Agents are rational objects. Agent-oriented programming is another important approach to parallel and distributed programming. Agents oriented programming provides a fresh approach to dealing with the age-old problems of decomposition, communication, and synchronization that are part of every parallel programming or distributed programming project. The C++ support for operator overloading, containers, and templates provide effective tools for implementing a wide range of agent classes. Future massively parallel and large complex distributed systems will rely on agent-oriented implementations because there is almost no other way to approach competently approach such systems. While the agent examples and techniques that we presented in this chapter were introductory, they provide the basis for understanding how practical agent systems can be built The POSIX thread API, MICO, PVM, and MPI libraries that are freely available and in wide use can be used to deploy multiagent systems. Multiagent systems can be used to implement either solutions that require parallel programming or solutions that require distributed programming. This book advocates two primary architectures for parallel programming and distributed programming. Agents provide the first architecture, and blackboards (which assume agents) provide the second. The next chapter provides a discussion of how to use blackboards to implement parallel and distributed programming solutions.

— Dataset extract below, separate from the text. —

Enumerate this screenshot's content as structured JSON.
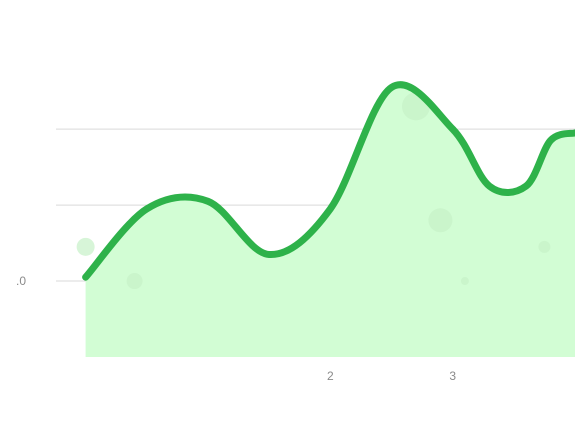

Chapter 13: Blackboard Architectures Using PVM, Threads, And C++ Components

The blackboard model supports concurrency. The concurrency is inherent in the structure of the blackboard and the relationship between the blackboard and the knowledge sources and between the knowledge sources and each other. The blackboard is a problem solving model. The problem is divided up into to knowledge specific areas. Each area is assigned a knowledge source or problem solver. The knowledge sources and problem solvers are typically self-contained and require little interaction with the other knowledge sources. The communication that is necessary occurs through the blackboard. Therefore, the knowledge sources and problem solvers serve to modularize the processing withing the program. These modules can be treated separately and they can execute concurrently without complex synchronization needs. The blackboard may be implemented using CORBA objects. When the blackboard is implemented as CORBA objects the knowledge sources can be distributed across intranets or the Internet. The blackboard acts as a kind of shared distributed memory for tasks within a PVM type environment. The blackboard model easily supports MPMD (MIMD) and the SPMD (SIMD) model. The concept of the blackboard motivates the designer to break down the work that a program needs to do along knowledge lines. This results in the program having a WBS of knowledge specialists. The blackboard will contain software models of the problem domain and the solution space. These software models help the designer and developer to discover any parallelism that is necessary within a program that will be implemented. Along side of the classic client-server model of distributed programming the blackboard model is one of the most powerful models available for both distributed and parallel programming. The knowledge sources or problem solvers in the blackboard model are often implemented as agents. In the next chapter we will task a closer look at how to implement agents and how to deploy multiagent systems to achieve concurrency.